Who Decides What a Good AI Agent Is?
IBM Research and Hugging Face published a benchmark. Their choices about what to measure and how will become the industry's default definition of success — whether they say so or not.
IBM Research and Hugging Face released a leaderboard this week. The more consequential thing they released is a set of assumptions about what a good AI agent does, and who gets to define that. The Open Agent Leaderboard, announced May 18, is a full-factorial evaluation harness testing five agent architectures against five backbone language models across six benchmarks. It is also, in a way the announcement does not advertise, a statement about which properties of AI agents ought to be measured, rewarded, and replicated — and by extension, which ones will get funded, deployed, and built around.
The numbers are the first reason to pay attention. The researchers found that agent architecture — the scaffolding that surrounds a language model, including how it plans, calls tools, and recovers from errors — swings performance by as much as 12 percentage points on the same backbone model, according to the arXiv paper (2602.22953) revised May 11. On the leaderboard itself, the top three agents all use the same underlying model but different agent systems. The model is not the variable. The agent is.
This is a direct challenge to how most teams currently build and buy AI agents. The dominant assumption for the past two years has been: pick the right foundation model, then wrap it in whatever agent logic the task requires. The IBM data suggests that calculation is incomplete. On four of the six benchmarks tested — SWE-Bench Verified, BrowseComp+, AppWorld, and tau2-Bench across airline and retail domains — general-purpose agents performed indistinguishably from heavily-customized domain-specific agents. Custom per-domain tuning, the data implies, may not be where the marginal gains are.
The failed-run economics are equally pointed. IBM's blog notes that failed agent runs cost 20–54% more than successful ones — a figure the arXiv paper does not independently verify, and which should be read as an IBM Research claim rather than field-validated data. But the directional signal is not in dispute: failed agents are expensive in ways that successful ones are not, and architecture choices that reduce failure rates have direct economic value.

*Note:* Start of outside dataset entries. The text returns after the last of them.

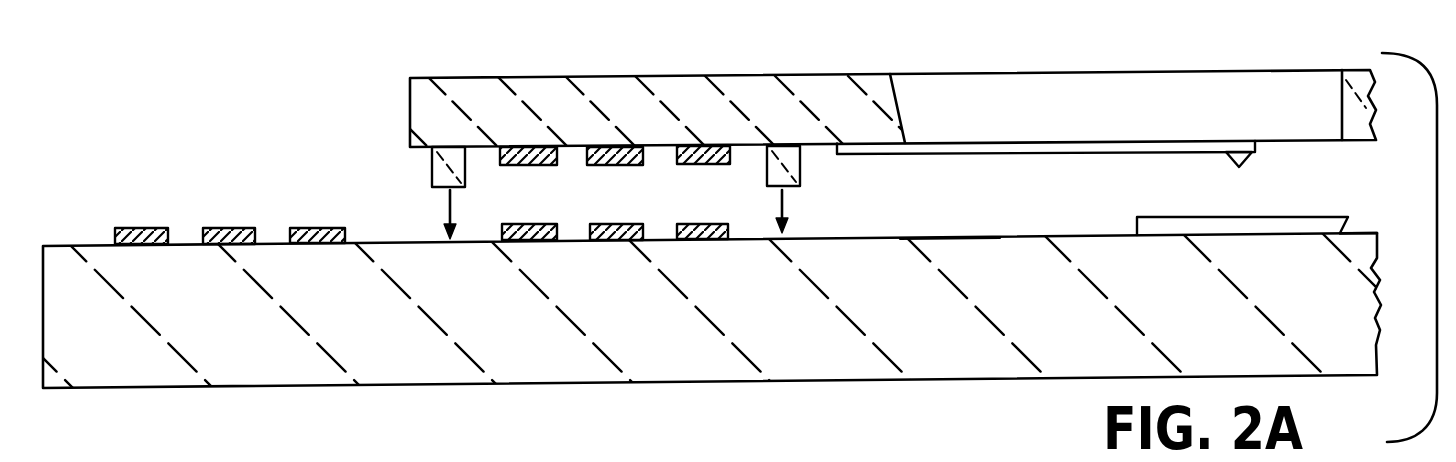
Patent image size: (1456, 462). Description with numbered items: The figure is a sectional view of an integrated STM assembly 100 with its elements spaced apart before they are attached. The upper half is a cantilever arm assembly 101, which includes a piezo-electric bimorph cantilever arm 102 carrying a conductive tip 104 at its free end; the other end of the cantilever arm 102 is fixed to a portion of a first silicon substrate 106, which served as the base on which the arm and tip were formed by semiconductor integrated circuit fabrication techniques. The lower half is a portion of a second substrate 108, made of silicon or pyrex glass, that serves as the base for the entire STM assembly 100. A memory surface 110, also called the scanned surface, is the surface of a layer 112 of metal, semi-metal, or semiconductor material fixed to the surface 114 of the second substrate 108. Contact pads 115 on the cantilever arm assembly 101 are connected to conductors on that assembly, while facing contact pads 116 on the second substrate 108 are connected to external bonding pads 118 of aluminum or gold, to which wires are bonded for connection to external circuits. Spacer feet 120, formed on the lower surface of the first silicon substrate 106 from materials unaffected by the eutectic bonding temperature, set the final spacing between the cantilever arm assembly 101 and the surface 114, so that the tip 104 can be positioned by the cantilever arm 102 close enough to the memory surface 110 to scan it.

The STM assembly 100 is at (1192, 43).
The cantilever arm assembly 101 is at (928, 90).
The piezo-electric bimorph cantilever arm 102 is at (1046, 126).
The conductive tip 104 is at (1197, 174).
The first silicon substrate 106 is at (640, 91).
The second substrate 108 is at (900, 361).
The memory surface 110 is at (1247, 200).
The layer of material 112 is at (1377, 208).
The surface of the second substrate 114 is at (950, 211).
The contact pads 115 is at (615, 177).
The contact pads 116 is at (615, 209).
The external bonding pads 118 is at (230, 202).
The spacer feet 120 is at (618, 192).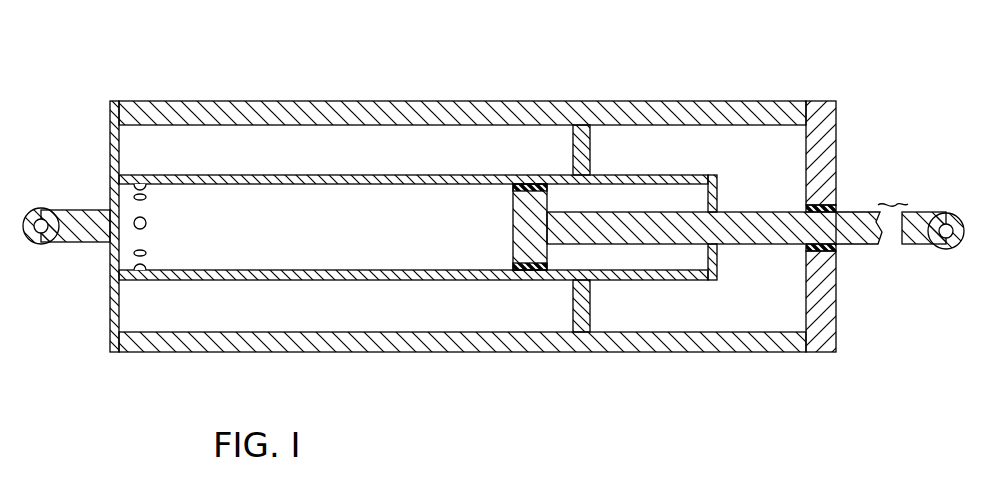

The third finding may be the most durable. The researchers identified what they call "generality sinks" — specific benchmark or architecture combinations where open-weight models collapse in ways that frontier closed-source models do not. This failure mode is not visible in overall leaderboard scores. It requires looking at architecture-distinctive error signatures, which the Exgentic evaluation framework was specifically designed to surface.
That framework — open-sourced at GitHub the same day — is the real infrastructure bet. Exgentic is not only a benchmark; it is a proposed evaluation protocol that the authors hope becomes a shared standard the way ImageNet became a shared standard for computer vision. The first credible open evaluation framework sets the default assumptions. Late entrants align to it or explicitly opt out.
This is the governance question the announcement raises and does not answer: what did IBM and Hugging Face choose to measure, and what did they leave out? Agent tasks are open-ended, environment-dependent, and increasingly social in ways that resist standardized scoring. The six benchmarks in Exgentic — spanning code generation, web browsing, and airline/retail telecom tasks — cover significant ground but are a subset of what agents actually do in production. Which task categories were excluded and why? Were frontier lab agents consulted on evaluation design, and if so, does that create a conflict of interest between evaluator and evaluated? How reproducible are the adversarial protocols as agent architectures evolve? A static benchmark that cannot keep pace with rapidly changing agent capabilities is a snapshot, not a standard.
IBM and Hugging Face have positioned themselves as neutral arbiters of agent quality — a credibility play in a space crowded with vendor-published benchmarks that say whatever the vendor needs them to say. That role is valuable and probably genuine. It also comes with agenda-setting power: what Exgentic measures becomes what the field optimizes for.
The leaderboard is real. The methodology is documented. The 12-point architecture effect is a genuine empirical finding, not marketing. But for anyone building or buying agent systems right now, the question worth asking is not just which agent ranks where. It is whose definition of "good" is encoded in the ranking — and whether that definition matches the properties your deployment actually needs.
The Open Agent Leaderboard is worth watching. So is who decides what goes on it.